Atas diberikannya SKL kepada Sjamsul, Kejaksaan Agung akhirnya menghentikan penyidikan (Surat Perintah Penghentian Penyidikan atau SP3) termasuk terhadap sejumlah pengutang lainnya dalam kasus BLBI. Para obligor dianggap sudah melunasi hutangnya, padahal pada kenyataanya hutang senilai triliun rupiah belum dilunasi.

Kendati demikian menurut Sukardi, tak ada kenjanggalan terhadap pemberian SKL terhadap 22 obligor tersebut. Sukardi bersikukuh penerbitan SKL telah berdasarkan Tap MPR dan Instruksi Presiden Megawati. Pemberian SKL itu sebagai insentif bagi obligor yang koperatif untuk melunasi utang sebagaimana dalam Undang-Undang Program Pembangunan Nasional.

"Jadi semangat dari pada Undang-Undang dan TAP MPR pada saat itu untuk memberikan insentif kepada obligor yang kooperatif dan memenuhi kewajiban," tambah dia.

Dalam hasil audit Badan Pemeriksa Keuangan (BPK), dari dana BLBI sebesar Rp 144,5 triliun yang dikucurkan kepada 48 bank umum nasional, sebanyak Rp 138,4 triliun dinyatakan merugikan negara.

Sedangkan dalam audit Badan Pengawasan Keuangan dan Pembangunan (BPKP) terhadap 42 bank penerima BLBI menemukan penyimpangan sebesar Rp 54,5 triliun. Sebanyak Rp 53,4 triliun merupakan penyimpangan berindikasi korupsi dan tindak pidana perbankan.

Namun, ketika ditanyai soal kerugian negara tersebut, Sukardi menjawab enteng. "Itu sudah lagu lama lah " pungkasnya.

Dalam mekanisme penerbitan SKL tersebut, selain mendapat masukan dari Laksamana selaku Menteri BUMN, Megawati juga mendapatkan masukan dari mantan Menteri Keuangan Boediono dan mantan Menko Perekonomian Dorodjatun Kuntjarajakti.

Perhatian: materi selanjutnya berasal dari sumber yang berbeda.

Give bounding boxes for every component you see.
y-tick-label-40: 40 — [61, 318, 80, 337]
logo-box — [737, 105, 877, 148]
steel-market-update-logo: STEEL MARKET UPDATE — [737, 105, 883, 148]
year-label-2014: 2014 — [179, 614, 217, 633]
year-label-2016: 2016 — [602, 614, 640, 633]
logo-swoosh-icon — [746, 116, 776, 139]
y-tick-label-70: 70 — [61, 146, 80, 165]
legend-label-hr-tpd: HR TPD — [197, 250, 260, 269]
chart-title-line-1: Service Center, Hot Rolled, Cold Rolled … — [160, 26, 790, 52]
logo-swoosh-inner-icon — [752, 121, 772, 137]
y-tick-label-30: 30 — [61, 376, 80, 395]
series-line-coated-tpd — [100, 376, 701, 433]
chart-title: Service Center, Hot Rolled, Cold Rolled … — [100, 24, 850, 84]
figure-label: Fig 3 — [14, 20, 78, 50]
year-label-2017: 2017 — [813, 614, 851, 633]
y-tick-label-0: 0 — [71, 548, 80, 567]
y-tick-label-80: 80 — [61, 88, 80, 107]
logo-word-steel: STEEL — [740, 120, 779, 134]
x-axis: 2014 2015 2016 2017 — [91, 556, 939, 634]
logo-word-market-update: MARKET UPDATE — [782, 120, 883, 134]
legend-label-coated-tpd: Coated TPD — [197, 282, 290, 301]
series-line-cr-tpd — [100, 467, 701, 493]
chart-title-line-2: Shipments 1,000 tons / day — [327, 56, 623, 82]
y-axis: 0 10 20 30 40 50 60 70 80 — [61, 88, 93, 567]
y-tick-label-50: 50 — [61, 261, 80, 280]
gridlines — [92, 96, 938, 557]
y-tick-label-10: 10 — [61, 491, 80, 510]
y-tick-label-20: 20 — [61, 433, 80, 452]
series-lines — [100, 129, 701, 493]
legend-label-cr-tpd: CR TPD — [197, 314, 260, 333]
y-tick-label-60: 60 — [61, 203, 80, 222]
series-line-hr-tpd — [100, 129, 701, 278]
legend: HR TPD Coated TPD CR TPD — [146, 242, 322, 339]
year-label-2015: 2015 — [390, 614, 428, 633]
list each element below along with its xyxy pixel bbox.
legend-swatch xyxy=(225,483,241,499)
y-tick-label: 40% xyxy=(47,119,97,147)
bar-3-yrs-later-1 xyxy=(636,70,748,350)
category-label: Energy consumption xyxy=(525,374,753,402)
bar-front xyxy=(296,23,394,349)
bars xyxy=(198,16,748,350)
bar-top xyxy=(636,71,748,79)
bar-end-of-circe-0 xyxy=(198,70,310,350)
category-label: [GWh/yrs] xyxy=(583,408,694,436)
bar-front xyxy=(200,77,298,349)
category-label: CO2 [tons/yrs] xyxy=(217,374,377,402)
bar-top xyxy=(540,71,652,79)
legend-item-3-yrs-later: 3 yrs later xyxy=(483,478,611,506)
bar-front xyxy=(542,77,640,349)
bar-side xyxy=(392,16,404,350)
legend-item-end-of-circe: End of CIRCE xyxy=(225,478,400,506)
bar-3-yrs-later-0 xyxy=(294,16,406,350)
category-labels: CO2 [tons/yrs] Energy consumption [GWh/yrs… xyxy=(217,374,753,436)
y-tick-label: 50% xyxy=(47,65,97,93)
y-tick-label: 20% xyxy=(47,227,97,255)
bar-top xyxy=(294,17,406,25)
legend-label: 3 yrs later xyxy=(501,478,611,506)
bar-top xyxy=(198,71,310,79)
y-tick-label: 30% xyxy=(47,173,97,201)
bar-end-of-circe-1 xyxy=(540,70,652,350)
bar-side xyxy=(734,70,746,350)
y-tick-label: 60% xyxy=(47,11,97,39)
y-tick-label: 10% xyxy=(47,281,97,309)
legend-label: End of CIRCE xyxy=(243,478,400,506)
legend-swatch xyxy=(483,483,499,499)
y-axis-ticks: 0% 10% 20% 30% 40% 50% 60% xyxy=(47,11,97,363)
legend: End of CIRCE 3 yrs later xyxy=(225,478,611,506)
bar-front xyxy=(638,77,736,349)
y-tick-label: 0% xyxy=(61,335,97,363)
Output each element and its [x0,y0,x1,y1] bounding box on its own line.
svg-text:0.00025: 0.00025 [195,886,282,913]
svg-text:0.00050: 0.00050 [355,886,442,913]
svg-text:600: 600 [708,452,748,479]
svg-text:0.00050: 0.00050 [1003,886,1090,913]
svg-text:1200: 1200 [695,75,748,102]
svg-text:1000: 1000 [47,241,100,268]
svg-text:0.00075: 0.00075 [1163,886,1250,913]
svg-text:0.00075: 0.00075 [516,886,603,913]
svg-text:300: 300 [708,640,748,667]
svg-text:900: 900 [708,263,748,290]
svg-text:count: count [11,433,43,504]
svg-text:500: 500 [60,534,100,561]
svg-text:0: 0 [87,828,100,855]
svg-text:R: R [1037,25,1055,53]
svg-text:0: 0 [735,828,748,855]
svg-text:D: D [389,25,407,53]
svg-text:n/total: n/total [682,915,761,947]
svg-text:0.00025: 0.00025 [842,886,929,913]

SKL tersebut kemudiam menjadi dasar bagi Kejaksaan Agung untuk menghentikan penyidikan (Surat Perintah Penghentian Penyidikan atau SP3) kasus BLBI terhadap sejumlah pengutang, termasuk terhadap Sjamsul Nursalim.

Tercatat beberapa nama konglomerat papan atas lainnya, seperti The Nin King, dan Bob Hasan, yang telah mendapatkan SKL dan sekaligus "release and discharge" dari pemerintah.

Dalam menyelidiki kasus ini, KPK sudah pernah memeriksa mantan Menteri Perekonomian era Presiden Adurahman Wahid, Rizal Ramli, mantan Menteri Perekonomian Kwik Kian Gie dan Menko Perekonomian Dorodjatun Kuntjarajakti.